Reach For The Sky: Putting Your Small Business Into The Cloud
If you run a small business, then you are likely used to being bombarded with buzzwords from every direction. It can be difficult to sort out the latest fads from legitimate trends in business. Cloud computing is one of these buzzwords that has been making the rounds for several years now, and you may be wondering whether it's all a lot of vapor or if there's any real business substance to it. Luckily, the cloud isn't just another trendy tech term that's being used to sell you products that you don't really need. Cloud computing is here to stay and it offers real benefits to businesses of any size.
What is the Cloud?
There are endless articles describing cloud computing available on the internet, so it isn't worth your time to read yet another lengthy description. The truth is that cloud computing can mean many things, but at its core it is simply the use of internet-based services. This means that instead of running business services from physical infrastructure located at your business, you instead make use of remote, managed services. That's it.
Why is Cloud Computing Useful for Small Businesses?
Cloud computing is useful for businesses of all sizes, but small businesses, in particular, can benefit from it. Since the key idea behind cloud computing is the use of remote, managed infrastructure, this means that actually dealing with the technical details is offloaded onto another company. Sounds good, right? If you've worked with technological assets before, then you know that managing even a single network server can be a hassle. This sort of equipment can be great when it's running well, but as soon as something goes wrong you are forced to either deal with the problem yourself or pay for extra support.
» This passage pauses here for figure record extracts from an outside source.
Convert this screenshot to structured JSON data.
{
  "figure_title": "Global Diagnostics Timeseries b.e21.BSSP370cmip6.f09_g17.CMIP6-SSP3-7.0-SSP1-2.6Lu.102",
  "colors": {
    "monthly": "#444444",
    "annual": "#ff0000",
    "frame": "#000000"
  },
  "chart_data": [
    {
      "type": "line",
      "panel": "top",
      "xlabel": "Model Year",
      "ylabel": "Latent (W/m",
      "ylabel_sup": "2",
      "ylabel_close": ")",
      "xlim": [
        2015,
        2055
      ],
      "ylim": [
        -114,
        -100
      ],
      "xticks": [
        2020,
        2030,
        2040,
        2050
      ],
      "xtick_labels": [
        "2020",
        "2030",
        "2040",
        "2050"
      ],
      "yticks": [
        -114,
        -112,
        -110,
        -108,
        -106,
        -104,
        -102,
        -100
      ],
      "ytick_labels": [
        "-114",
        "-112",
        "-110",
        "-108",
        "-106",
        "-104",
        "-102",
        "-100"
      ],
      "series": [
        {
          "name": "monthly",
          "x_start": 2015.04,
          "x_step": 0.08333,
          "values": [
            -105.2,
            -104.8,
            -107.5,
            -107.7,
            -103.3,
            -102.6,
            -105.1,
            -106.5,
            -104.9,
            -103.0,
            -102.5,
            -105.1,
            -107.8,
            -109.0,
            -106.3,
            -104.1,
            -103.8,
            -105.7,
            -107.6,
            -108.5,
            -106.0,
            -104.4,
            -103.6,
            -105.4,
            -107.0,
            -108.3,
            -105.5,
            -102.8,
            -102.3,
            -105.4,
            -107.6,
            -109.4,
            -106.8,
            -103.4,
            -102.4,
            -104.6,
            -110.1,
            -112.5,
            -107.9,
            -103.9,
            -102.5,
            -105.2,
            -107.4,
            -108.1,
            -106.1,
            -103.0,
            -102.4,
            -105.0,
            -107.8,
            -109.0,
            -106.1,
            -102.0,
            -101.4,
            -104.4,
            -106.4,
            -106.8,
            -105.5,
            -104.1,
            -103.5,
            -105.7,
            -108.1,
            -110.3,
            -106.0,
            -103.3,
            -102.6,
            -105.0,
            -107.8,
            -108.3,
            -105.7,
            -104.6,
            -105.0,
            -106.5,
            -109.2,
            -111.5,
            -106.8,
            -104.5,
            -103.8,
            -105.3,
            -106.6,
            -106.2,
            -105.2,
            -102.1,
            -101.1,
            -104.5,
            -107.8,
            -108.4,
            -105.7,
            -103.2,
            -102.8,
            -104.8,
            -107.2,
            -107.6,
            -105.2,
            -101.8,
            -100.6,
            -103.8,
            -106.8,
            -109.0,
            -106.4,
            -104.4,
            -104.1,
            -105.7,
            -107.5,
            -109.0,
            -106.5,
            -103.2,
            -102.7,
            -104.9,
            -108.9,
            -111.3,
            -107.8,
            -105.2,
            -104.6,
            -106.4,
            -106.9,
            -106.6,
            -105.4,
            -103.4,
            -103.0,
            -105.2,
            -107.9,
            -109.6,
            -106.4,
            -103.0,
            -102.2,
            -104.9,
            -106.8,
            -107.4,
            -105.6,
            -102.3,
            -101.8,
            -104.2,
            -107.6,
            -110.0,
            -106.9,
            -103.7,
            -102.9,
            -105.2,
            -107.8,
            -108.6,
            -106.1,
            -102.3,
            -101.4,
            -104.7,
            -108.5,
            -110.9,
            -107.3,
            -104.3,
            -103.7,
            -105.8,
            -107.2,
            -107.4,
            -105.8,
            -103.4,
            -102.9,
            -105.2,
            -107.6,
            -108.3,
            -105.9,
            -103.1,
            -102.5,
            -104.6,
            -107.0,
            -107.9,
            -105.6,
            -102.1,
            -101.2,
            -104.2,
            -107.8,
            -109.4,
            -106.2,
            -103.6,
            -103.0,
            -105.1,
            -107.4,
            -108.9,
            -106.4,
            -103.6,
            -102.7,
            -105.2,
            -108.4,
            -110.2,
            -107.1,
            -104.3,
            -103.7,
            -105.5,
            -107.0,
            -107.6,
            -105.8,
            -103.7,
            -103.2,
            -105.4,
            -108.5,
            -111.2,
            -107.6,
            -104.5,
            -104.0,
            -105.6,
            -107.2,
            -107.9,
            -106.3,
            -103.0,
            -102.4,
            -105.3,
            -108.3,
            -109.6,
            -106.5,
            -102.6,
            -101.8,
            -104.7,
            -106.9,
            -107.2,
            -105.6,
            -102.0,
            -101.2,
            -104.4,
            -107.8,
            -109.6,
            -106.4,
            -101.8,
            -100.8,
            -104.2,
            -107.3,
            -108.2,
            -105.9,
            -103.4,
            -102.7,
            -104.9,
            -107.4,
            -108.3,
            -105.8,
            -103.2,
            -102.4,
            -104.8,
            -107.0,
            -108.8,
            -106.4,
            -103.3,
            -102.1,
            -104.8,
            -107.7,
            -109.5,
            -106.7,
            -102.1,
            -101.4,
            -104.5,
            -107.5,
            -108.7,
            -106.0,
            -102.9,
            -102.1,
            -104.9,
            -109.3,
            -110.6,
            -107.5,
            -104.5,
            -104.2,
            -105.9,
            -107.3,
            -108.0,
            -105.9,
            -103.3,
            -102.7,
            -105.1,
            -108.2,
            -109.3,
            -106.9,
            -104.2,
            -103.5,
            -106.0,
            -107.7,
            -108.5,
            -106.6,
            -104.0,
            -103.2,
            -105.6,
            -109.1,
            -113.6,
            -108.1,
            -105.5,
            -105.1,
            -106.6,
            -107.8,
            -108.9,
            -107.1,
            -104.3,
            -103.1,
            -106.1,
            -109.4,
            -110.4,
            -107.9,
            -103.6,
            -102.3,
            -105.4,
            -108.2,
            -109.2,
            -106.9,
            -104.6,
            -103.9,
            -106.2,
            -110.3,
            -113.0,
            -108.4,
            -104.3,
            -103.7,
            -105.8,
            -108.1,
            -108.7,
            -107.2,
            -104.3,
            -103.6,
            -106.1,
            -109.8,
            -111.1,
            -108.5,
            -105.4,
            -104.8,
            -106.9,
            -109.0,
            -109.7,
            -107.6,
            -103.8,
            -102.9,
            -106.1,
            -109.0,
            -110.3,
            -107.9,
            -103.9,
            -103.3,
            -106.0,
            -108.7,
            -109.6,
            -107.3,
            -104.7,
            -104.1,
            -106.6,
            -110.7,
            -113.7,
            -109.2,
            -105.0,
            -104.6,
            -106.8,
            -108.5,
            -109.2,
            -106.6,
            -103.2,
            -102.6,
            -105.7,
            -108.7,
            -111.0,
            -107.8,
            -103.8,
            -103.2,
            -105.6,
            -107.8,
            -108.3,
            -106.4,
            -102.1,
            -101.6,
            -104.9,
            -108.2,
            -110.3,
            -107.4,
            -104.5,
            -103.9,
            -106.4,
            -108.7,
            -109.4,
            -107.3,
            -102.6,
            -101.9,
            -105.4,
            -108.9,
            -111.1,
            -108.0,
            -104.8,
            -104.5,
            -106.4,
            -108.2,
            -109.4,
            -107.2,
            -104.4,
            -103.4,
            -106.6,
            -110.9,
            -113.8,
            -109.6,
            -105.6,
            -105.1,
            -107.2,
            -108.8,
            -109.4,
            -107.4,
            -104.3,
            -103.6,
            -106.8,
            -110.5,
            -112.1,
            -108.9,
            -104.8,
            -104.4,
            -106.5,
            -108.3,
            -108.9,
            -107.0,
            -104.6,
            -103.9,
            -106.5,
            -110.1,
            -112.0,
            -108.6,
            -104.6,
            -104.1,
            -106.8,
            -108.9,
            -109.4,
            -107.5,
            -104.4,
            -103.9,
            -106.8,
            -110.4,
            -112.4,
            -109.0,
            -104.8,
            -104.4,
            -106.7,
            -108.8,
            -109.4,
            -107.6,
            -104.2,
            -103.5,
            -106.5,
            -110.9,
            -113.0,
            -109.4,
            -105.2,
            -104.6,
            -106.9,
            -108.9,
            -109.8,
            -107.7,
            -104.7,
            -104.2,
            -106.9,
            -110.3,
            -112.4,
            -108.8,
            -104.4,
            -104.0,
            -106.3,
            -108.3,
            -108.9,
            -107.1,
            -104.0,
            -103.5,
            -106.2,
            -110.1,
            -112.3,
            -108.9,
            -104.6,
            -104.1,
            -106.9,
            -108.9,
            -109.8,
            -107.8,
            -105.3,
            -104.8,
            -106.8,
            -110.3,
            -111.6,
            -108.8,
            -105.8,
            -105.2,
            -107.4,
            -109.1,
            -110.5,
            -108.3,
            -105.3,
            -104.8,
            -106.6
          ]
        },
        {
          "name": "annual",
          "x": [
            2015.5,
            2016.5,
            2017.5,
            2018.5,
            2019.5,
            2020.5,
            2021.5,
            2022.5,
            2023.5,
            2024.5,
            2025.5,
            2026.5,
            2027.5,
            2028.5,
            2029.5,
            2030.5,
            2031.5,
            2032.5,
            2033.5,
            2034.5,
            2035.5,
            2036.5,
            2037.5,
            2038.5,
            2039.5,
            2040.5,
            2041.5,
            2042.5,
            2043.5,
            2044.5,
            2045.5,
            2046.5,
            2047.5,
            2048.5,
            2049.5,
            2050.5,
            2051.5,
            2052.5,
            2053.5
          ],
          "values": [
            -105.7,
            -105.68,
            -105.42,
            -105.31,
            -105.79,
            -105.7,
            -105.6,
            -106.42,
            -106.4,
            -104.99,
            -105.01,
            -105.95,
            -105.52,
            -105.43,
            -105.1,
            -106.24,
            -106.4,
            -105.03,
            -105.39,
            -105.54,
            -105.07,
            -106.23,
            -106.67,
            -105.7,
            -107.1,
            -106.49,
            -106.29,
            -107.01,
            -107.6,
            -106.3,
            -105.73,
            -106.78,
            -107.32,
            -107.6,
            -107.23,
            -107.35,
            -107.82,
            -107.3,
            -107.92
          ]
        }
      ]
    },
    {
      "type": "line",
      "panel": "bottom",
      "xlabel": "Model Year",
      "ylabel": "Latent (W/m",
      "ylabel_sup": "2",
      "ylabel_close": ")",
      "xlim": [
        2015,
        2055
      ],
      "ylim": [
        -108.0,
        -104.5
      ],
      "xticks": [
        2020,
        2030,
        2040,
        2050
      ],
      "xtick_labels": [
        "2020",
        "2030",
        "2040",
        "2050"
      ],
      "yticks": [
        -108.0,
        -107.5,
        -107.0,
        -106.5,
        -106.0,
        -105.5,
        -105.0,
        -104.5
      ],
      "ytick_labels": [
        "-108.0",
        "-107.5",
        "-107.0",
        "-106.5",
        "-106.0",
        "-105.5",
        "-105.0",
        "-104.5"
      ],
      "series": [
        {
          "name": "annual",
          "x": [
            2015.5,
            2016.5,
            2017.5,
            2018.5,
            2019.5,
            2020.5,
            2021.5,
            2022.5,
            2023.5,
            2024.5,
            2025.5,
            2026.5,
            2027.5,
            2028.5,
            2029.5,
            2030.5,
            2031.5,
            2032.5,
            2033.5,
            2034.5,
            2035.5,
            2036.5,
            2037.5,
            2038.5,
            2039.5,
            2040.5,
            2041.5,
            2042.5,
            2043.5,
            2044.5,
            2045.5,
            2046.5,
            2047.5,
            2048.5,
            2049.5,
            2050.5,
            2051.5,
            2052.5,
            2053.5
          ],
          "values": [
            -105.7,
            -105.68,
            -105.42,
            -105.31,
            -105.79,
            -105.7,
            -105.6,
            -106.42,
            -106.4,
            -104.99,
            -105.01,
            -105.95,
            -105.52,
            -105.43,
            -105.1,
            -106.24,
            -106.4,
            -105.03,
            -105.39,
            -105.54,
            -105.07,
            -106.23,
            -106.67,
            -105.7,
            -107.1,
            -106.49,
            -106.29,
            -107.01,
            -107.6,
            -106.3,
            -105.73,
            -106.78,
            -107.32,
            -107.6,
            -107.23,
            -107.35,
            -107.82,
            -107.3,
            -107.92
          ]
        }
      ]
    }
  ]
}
Even worse, your business operations can suffer from this kind of equipment downtime.
With cloud resources, you are paying another company to manage all of this for you. You make use of the services (which may be anything from network storage to remote servers to email services), but someone else handles the management. If there is a physical hardware problem, your particular services will usually be seamlessly shifted to a different piece of hardware and it is unlikely that you will ever even know that something is wrong. In the case that there is a serious problem resulting in downtime, it can be addressed by experts without the need for you to do anything.
These advantages are why cloud computing has become so popular in recent years, especially for businesses that do not have the resources of huge companies. Most cloud services are either subscription based or pay-for-usage, but these fees are small compared to keeping a full-time IT staff and buying and maintaining physical, on-site equipment.
What Can Cloud Computing Do for Your Business?
This is a trickier question. Part of the reason that cloud computing is often described in such vague terms is that it is truly an umbrella term for a wide variety of services. You generally see terms such as Infrastructure as a Service (IaaS), Platform as a Service (PaaS), and Software as a Service (SaaS) associated with cloud computing resources. These terms describe the type of assets available and refer to how managed the resources are. IaaS is the least managed of these assets and usually refers to rented physical or virtual server instances. Meanwhile, SaaS is the most managed of these assets, and it refers specifically to remote software services.
While these descriptions sound complex, what it really boils down to is this: there is likely a small business cloud support to cover any type of IT infrastructure that you are currently running locally. This can be anything from local email servers to databases to network file storage. Moving these services to the cloud has the potential to save you money, save you time, and ultimately allow you to have more secure and robust IT assets backing your business operations.